トヨタはなぜアジアの森林にお金を払うのか
トヨタ自動車「グリーン調達ガイドライン」の改定
トヨタ自動車が「グリーン調達ガイドライン」を改定した。これは、2016年1月に発行されたもので、5年ぶりの新版となる。トヨタ自動車は、2015年に「トヨタ環境チャレンジ2050」を発表しており、かなり広い環境への取組みを含めている。
これまで、単独の企業として環境対応を述べておけばよかった。それが、グループ会社全体での環境対応が求められるようになった。いまでは、グループ会社の枠を超えて、自社のサプライチェーン全体での取り組みが求められている。自分たちの製品が完成するまでのすべてのプロセスにおいて、CO2削減などの温室効果ガス全般を低減させる。あるいは、生物の多様性なども担保せねばならない。
G7サミットでも環境対策が注目された
5月に伊勢志摩で主要国首脳会議(G7伊勢志摩サミット)が開催された。世界経済の成長や、フランス、ベルギーで発生した無差別テロの対応にG7各国が協調姿勢を見せた。

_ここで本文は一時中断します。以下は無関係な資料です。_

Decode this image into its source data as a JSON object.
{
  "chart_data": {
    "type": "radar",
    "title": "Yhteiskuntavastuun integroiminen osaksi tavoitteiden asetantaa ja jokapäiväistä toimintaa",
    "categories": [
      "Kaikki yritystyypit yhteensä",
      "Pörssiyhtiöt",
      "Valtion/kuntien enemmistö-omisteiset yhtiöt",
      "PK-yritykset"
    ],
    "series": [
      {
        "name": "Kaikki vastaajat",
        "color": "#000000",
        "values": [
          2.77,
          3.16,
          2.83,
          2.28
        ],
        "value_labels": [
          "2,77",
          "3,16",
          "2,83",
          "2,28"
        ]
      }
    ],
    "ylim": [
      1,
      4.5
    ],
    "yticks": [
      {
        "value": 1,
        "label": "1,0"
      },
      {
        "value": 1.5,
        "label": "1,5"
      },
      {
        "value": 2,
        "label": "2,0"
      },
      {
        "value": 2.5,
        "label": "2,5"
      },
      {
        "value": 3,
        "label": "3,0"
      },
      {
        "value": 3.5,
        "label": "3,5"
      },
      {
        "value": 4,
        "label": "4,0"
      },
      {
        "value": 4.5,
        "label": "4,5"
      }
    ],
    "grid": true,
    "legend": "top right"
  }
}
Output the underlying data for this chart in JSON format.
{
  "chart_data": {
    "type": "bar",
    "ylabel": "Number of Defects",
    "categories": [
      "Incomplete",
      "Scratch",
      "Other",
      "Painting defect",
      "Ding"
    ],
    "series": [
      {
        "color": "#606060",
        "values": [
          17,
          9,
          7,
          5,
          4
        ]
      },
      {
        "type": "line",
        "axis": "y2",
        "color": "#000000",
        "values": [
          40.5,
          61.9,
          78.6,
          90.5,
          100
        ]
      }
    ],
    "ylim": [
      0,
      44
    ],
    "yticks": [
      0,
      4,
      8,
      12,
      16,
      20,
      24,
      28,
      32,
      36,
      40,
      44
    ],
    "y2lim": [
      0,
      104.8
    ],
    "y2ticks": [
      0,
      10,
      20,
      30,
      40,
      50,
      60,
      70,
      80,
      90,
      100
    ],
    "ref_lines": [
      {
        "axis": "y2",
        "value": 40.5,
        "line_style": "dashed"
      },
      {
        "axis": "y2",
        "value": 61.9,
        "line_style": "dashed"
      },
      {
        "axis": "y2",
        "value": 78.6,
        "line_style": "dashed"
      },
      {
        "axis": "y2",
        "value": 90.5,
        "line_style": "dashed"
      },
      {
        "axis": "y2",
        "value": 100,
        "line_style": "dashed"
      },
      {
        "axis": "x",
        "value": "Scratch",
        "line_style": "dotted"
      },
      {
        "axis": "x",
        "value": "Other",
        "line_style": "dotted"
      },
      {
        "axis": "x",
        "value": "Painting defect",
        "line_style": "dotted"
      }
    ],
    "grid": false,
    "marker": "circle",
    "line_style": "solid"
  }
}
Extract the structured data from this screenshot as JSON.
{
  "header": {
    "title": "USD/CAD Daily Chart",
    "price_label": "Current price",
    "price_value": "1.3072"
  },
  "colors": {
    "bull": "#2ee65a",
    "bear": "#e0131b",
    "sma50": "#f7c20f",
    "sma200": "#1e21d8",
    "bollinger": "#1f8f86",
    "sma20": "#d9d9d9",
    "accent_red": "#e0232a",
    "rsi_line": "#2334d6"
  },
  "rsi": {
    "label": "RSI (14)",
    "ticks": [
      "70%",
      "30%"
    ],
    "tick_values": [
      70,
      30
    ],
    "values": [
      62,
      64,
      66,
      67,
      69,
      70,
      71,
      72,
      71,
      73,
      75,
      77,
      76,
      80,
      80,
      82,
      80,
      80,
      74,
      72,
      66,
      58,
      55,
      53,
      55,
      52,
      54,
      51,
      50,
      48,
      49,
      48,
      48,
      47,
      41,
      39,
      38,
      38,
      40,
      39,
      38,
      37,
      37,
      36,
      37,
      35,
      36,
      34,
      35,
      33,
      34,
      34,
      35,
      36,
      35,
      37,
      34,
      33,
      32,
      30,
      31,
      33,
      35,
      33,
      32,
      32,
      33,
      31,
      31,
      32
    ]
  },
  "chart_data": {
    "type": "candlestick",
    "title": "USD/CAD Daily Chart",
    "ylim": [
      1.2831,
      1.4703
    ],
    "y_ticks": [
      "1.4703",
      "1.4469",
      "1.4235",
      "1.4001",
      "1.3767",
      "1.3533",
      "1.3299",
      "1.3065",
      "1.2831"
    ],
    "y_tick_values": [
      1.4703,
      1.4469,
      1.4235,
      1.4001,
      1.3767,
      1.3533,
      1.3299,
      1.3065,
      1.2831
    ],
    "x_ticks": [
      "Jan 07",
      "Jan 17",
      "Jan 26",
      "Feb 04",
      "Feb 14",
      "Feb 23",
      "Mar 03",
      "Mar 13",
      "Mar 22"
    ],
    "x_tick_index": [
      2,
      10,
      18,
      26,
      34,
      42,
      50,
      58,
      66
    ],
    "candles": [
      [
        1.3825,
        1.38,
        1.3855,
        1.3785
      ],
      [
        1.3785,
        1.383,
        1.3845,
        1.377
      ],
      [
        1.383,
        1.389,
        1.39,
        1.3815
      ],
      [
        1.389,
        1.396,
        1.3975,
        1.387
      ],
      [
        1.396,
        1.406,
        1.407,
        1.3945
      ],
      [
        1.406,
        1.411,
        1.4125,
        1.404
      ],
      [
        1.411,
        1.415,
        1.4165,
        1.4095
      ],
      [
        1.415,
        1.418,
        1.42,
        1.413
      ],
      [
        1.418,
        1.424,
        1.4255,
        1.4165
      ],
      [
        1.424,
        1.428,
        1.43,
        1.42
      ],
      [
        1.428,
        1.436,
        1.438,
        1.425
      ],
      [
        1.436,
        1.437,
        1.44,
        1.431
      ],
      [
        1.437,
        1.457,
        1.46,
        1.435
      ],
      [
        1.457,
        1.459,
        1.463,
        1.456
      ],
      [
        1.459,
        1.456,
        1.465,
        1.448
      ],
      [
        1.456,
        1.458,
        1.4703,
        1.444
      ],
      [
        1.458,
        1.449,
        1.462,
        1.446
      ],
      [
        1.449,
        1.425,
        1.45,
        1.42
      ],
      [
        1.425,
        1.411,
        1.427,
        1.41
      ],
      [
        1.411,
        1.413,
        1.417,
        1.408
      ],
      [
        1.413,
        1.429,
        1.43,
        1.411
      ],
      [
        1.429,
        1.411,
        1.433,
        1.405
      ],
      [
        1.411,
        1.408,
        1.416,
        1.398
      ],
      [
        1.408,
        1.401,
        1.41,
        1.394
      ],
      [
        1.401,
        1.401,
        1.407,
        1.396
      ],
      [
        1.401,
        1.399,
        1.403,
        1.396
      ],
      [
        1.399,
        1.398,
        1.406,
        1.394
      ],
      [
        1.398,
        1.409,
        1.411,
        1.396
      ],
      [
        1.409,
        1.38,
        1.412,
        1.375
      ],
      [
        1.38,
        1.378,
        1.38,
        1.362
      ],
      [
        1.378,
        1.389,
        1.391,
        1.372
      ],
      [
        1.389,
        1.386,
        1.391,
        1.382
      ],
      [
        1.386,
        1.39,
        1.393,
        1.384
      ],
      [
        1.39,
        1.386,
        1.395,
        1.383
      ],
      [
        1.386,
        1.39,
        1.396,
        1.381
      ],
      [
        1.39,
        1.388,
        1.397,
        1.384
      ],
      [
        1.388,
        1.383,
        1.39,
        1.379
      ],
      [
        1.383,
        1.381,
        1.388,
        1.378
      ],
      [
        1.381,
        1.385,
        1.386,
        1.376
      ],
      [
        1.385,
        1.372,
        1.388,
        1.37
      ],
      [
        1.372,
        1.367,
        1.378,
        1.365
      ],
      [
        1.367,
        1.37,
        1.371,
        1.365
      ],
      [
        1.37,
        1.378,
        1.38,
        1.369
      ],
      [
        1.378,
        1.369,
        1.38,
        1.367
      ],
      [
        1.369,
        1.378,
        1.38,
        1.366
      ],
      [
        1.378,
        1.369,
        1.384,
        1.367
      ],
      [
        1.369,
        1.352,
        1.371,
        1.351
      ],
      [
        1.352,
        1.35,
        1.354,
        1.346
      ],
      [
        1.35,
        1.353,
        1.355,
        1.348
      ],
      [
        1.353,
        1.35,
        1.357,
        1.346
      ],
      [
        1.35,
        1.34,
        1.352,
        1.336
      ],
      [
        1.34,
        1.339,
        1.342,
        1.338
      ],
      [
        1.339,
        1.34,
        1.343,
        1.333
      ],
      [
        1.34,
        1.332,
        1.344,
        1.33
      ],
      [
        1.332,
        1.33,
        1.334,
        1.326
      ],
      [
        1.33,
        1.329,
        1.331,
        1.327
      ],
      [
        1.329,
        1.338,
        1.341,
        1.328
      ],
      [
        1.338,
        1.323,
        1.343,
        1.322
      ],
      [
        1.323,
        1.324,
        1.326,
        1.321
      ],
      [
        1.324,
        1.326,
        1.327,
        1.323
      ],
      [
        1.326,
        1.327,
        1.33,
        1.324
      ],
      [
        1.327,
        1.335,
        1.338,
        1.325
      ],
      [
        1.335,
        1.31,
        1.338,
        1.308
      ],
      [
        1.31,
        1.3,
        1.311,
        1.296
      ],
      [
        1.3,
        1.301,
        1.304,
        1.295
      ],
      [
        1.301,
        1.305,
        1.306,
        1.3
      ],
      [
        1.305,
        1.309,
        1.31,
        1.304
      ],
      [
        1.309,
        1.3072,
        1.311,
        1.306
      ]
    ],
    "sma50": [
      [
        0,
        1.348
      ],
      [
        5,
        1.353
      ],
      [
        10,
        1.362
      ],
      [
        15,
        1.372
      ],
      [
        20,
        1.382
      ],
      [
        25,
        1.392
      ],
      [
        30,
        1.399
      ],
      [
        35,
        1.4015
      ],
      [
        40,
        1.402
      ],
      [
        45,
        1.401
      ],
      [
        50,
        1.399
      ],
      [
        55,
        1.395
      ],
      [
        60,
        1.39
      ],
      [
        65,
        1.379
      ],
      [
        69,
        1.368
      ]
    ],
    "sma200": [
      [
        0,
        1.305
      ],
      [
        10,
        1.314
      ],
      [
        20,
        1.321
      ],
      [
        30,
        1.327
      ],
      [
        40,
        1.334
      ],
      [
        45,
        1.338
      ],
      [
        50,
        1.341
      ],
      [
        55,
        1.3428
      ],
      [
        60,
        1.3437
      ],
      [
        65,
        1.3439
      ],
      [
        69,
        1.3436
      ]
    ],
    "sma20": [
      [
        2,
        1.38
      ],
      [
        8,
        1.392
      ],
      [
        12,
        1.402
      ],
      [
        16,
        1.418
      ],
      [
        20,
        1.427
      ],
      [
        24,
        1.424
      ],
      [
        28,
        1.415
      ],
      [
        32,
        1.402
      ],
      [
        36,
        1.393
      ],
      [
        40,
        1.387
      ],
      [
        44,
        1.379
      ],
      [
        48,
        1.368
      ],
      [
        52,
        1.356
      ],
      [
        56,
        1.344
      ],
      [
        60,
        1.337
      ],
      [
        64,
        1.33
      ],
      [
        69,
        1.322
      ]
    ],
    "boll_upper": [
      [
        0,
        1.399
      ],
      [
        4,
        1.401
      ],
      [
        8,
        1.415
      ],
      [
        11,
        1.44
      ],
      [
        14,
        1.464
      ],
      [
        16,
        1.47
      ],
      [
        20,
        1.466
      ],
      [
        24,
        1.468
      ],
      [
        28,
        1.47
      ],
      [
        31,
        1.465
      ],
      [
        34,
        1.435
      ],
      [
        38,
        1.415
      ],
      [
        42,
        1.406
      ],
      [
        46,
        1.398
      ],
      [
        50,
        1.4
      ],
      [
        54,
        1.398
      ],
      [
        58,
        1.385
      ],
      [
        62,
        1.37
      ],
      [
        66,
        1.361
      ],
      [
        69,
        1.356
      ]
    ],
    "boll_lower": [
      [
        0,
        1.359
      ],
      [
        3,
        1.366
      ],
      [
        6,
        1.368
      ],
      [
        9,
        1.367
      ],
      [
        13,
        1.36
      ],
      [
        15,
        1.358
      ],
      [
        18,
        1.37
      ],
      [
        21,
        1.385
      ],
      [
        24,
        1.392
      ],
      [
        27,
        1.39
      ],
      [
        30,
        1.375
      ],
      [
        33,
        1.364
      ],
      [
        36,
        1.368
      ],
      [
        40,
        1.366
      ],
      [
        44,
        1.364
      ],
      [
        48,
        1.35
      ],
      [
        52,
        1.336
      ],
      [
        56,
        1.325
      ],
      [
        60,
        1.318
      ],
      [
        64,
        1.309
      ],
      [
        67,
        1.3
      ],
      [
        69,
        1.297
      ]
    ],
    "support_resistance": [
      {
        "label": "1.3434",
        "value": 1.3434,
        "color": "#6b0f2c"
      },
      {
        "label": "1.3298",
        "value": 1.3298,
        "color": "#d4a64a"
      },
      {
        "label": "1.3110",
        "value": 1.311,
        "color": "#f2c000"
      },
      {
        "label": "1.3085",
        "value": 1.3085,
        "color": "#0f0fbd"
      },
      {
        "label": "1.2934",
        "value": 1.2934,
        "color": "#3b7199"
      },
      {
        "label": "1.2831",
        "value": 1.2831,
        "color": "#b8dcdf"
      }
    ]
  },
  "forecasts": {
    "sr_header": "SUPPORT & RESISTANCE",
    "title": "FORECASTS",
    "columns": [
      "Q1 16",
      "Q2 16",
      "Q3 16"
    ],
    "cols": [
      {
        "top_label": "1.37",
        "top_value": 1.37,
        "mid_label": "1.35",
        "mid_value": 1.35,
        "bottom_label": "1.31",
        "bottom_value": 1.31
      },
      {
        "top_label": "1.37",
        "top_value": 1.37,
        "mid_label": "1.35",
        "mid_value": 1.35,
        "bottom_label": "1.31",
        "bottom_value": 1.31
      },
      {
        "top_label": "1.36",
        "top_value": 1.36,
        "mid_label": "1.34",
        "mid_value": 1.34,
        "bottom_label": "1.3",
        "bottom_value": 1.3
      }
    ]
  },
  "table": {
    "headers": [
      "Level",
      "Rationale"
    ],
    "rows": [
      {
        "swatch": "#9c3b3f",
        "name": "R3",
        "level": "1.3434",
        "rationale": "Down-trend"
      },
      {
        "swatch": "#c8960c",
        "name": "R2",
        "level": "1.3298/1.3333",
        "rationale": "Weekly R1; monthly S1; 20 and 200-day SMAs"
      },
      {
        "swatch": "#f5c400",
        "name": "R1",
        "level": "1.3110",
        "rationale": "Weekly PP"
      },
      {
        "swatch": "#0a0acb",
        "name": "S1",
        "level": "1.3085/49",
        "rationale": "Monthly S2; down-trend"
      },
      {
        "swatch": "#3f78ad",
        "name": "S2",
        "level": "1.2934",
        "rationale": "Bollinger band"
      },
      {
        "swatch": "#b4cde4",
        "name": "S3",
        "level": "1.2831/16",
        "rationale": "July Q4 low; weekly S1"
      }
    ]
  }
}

ところで、このサミットの前年、ドイツ・サミットで、「責任あるサプライチェーン」が討議されている。
この宣言を受け、あるいは受ける前から、各企業の調達・購買部門では、CSR(企業の社会的責任)調達が行われている。
地球環境を念頭に置いた持続可能な社会実現、ならびに、新興国における労働者の労働環境や雇用条件にも企業(元請け)として、積極的な改善関与が求められる。
トヨタの取り組み
なお、トヨタ自動車は、これらに先んじ、さまざまな対策を講じてきた。最近のニュースでは、トヨタがWWFと協業し、生物多様性と気候変動の分野での改善に努めるものだ。
WWFとは、公益財団法人世界自然保護基金ジャパンのことで、秋篠宮文仁親王殿下が名誉総裁になっていらっしゃる。生物多様性の保全や、自然環境への負荷軽減活動を主に行う。
そのWWFとトヨタ自動車が協業する。考えるに一企業である、トヨタ自動車がこのような協業をする意味は大きい(ちなみに日本企業ではWWFでのこの種の提携は初となる)。さきほど、「生物多様性と気候変動の分野での改善」と書いたが、具体的にはまず天然ゴムの保護に取り組む。
現在、アジアの森林が急速に失われている。インドネシアのボルネオ島では、80年代と比べると、森林が30%も減少してしまっている。その他、50%減少してしまっている島もある。乱伐しているあいだは良いかもしれないが、それでは安定調達が難しい。また、社会的責任も果たせない。
また、自社の調達に関しても、天然ゴムを将来にわたって安定調達できるのであればメリットも大きい。トヨタ自動車はタイヤメーカーなどにも声をかけながらルール作りを推進していく。
SBTルール
なお、現在では、企業にたいし、温室効果ガスの排出削減目標を共有する動きがある。これを「Science Based Targets(SBTと略される)」と呼ぶ。トヨタ自動車はこの賛同企業であることからも、サプライチェーン全体のCO2削減はこれからも重要関心事項となるだろう。
企業があらゆることに関心を払い、そして地球環境を考えなければならない。この現状は、社会と将来のことを考えるのであれば当然でもあり、現場の調達部門からすれば厳しくもある。
しかし、実際には、SBT(あるいは近似ルール)を推進しなければ、市場からは投資対象としてみなされなくなる、といった予想も出ている。つまり、社会の持続可能性を追及することは、もう企業自体の持続可能性を追及することと同義になりつつある。
さらに、私が公開している「知らないと生産が崩壊する!サプライチェーン震災からの教訓」でも書いたとおり、調達先を二重化、あるいは地域をわけるなどの工夫も必要だ。やるべきことは無数にある。
調達とサプライチェーンへの注目はこれからも続いていく。